You still don’t take the junk silver to the store.
But, you could take your junk silver today to a coin shop and exchange it for fiat, most likely MORE fiat than you paid for it. Take the extra fiat and buy what you need.
It is a hedge. Nothing more.
People who have some junk silver today aren’t selling very much right now. The expectation is that silver will bring MORE fiat dollars in the future, like this summer, next year, and even five years from now.
To a lesser extent, the same will happen to the nickel.
See post #21
Same way they'd enforce a gun confiscation. Records. If you own a lot of gold, someone has a record of the purchase.
It’s illegal to melt down US coinage in the US.
Fill you dump truck up with nickels and drive to a Canadian scrapyard.
So someone knows where you bought your gold and how much you paid. But in the mean time you sold it at a garage sale. How does the government find out who you sold it to?
bttt
120 nickels pieces is worth $6.00 at face value.
Since I cannot trust the math, can I trust the story?
Yes. But it won't matter. If the composition changes the old coins will be driven out of circulation and will become bullion. No need to melt them down.
Get rolls of nickels and sit on them. Right now, the value of the content is higher than face value. It will always have face value. You can go right now and buy a gumball with a mercury dime. The silver content alone though, is worth over $2 now. With the numismatic value, some are worth $25K.

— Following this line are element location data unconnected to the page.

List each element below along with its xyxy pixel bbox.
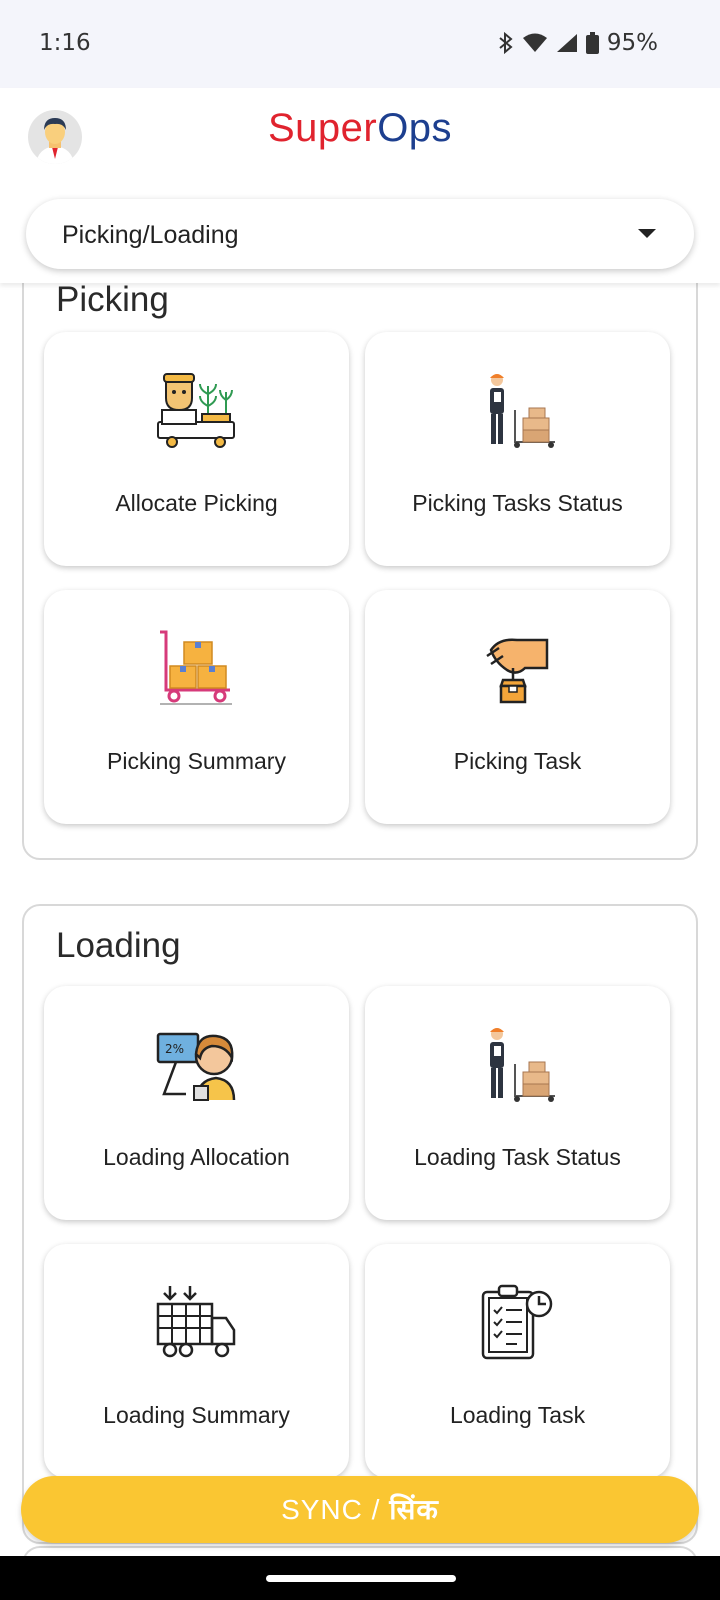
status-bar: 1:16 95% bbox=[0, 0, 720, 88]
allocate-picking-icon bbox=[156, 370, 236, 450]
card-label: Picking Task bbox=[453, 748, 582, 774]
card-allocate-picking[interactable]: Allocate Picking bbox=[44, 332, 349, 566]
battery-icon bbox=[585, 32, 599, 54]
clipboard-checklist-icon bbox=[477, 1282, 557, 1362]
system-nav-bar bbox=[0, 1556, 720, 1600]
sync-button[interactable]: SYNC / सिंक bbox=[21, 1476, 699, 1543]
signal-icon bbox=[556, 33, 578, 53]
brand-text-ops: Ops bbox=[377, 106, 453, 150]
card-loading-task[interactable]: Loading Task bbox=[365, 1244, 670, 1478]
card-loading-allocation[interactable]: 2% Loading Allocation bbox=[44, 986, 349, 1220]
card-label: Picking Summary bbox=[107, 748, 286, 774]
bluetooth-icon bbox=[498, 32, 514, 54]
status-icons: 95% bbox=[498, 30, 658, 56]
card-label: Allocate Picking bbox=[115, 490, 278, 516]
computer-operator-icon: 2% bbox=[156, 1024, 236, 1104]
card-label: Loading Task bbox=[449, 1402, 586, 1428]
chevron-down-icon bbox=[638, 229, 656, 238]
card-picking-tasks-status[interactable]: Picking Tasks Status bbox=[365, 332, 670, 566]
sync-label-hindi: सिंक bbox=[389, 1494, 439, 1525]
card-label: Loading Summary bbox=[103, 1402, 290, 1428]
section-title-picking: Picking bbox=[56, 280, 169, 319]
worker-pallet-icon bbox=[477, 1024, 557, 1104]
card-picking-task[interactable]: Picking Task bbox=[365, 590, 670, 824]
dropdown-value: Picking/Loading bbox=[62, 221, 239, 249]
picking-section: Picking Allocate Picking Picking Tasks S… bbox=[22, 250, 698, 860]
brand-text-super: Super bbox=[267, 106, 378, 150]
section-title-loading: Loading bbox=[56, 926, 181, 965]
loading-section: Loading 2% Loading Allocation Loading Ta… bbox=[22, 904, 698, 1544]
svg-text:2%: 2% bbox=[165, 1042, 184, 1056]
card-loading-summary[interactable]: Loading Summary bbox=[44, 1244, 349, 1478]
wifi-icon bbox=[522, 33, 548, 53]
truck-loading-icon bbox=[156, 1282, 236, 1362]
brand-logo: SuperOps bbox=[0, 106, 720, 151]
home-gesture-handle[interactable] bbox=[266, 1575, 456, 1582]
battery-level: 95% bbox=[606, 30, 658, 56]
card-label: Loading Task Status bbox=[414, 1144, 621, 1170]
card-label: Picking Tasks Status bbox=[412, 490, 623, 516]
card-picking-summary[interactable]: Picking Summary bbox=[44, 590, 349, 824]
trolley-boxes-icon bbox=[156, 628, 236, 708]
worker-pallet-icon bbox=[477, 370, 557, 450]
sync-label: SYNC / bbox=[281, 1494, 390, 1525]
module-dropdown[interactable]: Picking/Loading bbox=[26, 199, 694, 269]
card-label: Loading Allocation bbox=[103, 1144, 290, 1170]
card-loading-task-status[interactable]: Loading Task Status bbox=[365, 986, 670, 1220]
hand-box-icon bbox=[477, 628, 557, 708]
app-header: SuperOps Picking/Loading bbox=[0, 88, 720, 283]
status-time: 1:16 bbox=[39, 30, 91, 56]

You're proposing a situation where there is a complete breakdown of society. At that point, canned goods, shotgun shells and bicycles will be the highly valued items. For an economic downturn, this is simply a hedge.
120 X .05 = 6.00. What’s the math problem?
Hmmm...
While the return might not be as ‘great’, wouldn’t the same premise hold for about any ‘coin’ as opposed to ‘paper money’ in the end?

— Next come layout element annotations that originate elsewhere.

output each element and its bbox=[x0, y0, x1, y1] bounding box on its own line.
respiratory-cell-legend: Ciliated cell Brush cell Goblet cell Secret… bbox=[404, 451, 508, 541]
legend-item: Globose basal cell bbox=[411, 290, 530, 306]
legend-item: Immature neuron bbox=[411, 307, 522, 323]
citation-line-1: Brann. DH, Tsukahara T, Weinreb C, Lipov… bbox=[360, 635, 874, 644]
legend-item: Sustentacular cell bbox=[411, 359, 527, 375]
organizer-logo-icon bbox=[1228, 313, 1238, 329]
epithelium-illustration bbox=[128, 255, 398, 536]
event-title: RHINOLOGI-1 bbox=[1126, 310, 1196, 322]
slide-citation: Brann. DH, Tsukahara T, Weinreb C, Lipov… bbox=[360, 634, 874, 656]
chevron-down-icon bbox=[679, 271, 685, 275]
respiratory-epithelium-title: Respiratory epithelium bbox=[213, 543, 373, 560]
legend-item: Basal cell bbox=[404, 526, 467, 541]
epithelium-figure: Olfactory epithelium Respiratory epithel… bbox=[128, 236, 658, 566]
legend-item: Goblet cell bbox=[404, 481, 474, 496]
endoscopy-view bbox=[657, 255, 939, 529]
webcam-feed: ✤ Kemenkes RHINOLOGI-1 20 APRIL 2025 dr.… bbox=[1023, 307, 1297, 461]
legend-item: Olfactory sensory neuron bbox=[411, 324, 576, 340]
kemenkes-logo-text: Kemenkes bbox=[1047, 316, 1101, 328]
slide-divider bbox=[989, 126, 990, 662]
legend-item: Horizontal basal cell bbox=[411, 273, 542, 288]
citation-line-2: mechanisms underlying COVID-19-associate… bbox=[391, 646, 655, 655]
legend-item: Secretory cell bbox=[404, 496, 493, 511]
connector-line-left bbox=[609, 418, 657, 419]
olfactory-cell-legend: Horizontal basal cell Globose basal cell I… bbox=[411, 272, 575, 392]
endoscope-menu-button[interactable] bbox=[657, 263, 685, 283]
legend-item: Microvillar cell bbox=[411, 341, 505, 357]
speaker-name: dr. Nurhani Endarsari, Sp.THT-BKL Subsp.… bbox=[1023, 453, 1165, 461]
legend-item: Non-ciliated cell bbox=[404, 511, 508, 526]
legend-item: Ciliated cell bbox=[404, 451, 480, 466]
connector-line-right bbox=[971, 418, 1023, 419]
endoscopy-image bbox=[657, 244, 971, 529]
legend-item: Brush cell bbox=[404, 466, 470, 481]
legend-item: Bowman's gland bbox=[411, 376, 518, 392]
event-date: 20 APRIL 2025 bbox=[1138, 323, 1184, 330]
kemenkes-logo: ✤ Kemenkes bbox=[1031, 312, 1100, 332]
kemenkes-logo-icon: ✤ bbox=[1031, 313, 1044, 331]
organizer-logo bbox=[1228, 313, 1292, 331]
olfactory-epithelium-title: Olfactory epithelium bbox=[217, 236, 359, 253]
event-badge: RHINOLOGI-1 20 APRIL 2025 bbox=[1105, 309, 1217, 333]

Most metals would seem to have at least some intrinsic value over paper, would they not?
Sorry if this is a stupid question...LOL
ADM is better and far easier
However in the SHTF situation there will be plenty of copper in abandoned houses (wires & pipes) and who will need nickel when the industry is deader than a common doornail?
If I were holding a loaf of bread, I'd be willing to exchange it for a good that is just as useful to me as the bread is to you. That could be some other necessity; most likely - water, ammo, gasoline, in that order.
I would accept a coin only when I know that it will be accepted, willingly or under the force of law, anywhere I go. Today both the law and the will help me to pay with US dollars. After SHTF the law will be nonexistent, so only the will remains.
But for anyone to take a common coin he needs to know its true value. How is that determined? In human societies the value of a coin is controlled by availability of such a coin. Only kings made gold coins, for example, and there were very few of those since gold is rare. But nickels ... what will happen to coins in banks' vaults after the SHTF day? They stay there, since nobody at the bank will even think once of taking them elsewhere (and where?) So if you need coins ... you just walk into an abandoned bank and take what you want. Some gangs will even walk into banks that aren't abandoned yet, and make them abandoned. The supply of nickels in banks and stores greatly exceeds anything that you can buy today, and it can be had for free after the SHTF day.
All in all, IMO only necessities will be a good currency, at least for a few years.
Now, nickels are made from materials that cost more than five cents, so, until next year, when the Feds go to a trash metal, it's a good idea to collect nickels.
FWIW, coins used to have a value based on the metal in them. When governments started using manipulation of currency to control economics, it led to situations where, for example, if a dime was still made of silver, the value of ten dimes would be around $20, not the face value of $1. True metal currency reveals how much the government has debased the value of paper currency by printing. That's why they have to change the metal in coins. I don't think any of the government clones thought we'd reach a point where the content of copper in pennies would exceed the value of the coin, and now the copper-nickel value of a nickel exceeds the value of a nickel.
Gold standard —> silver standard —> copper standard —> zinc standard —> aluminum standard? —> steel standard? —> etc...
I encourage everyone to stockpile necessities, first...I already have all I can store/use.
When TSHTF, bring your gold, silver and copper to me...I'll give you some food for it.
There's already some concern that the value of zinc will be a problem in the near future for pennies too.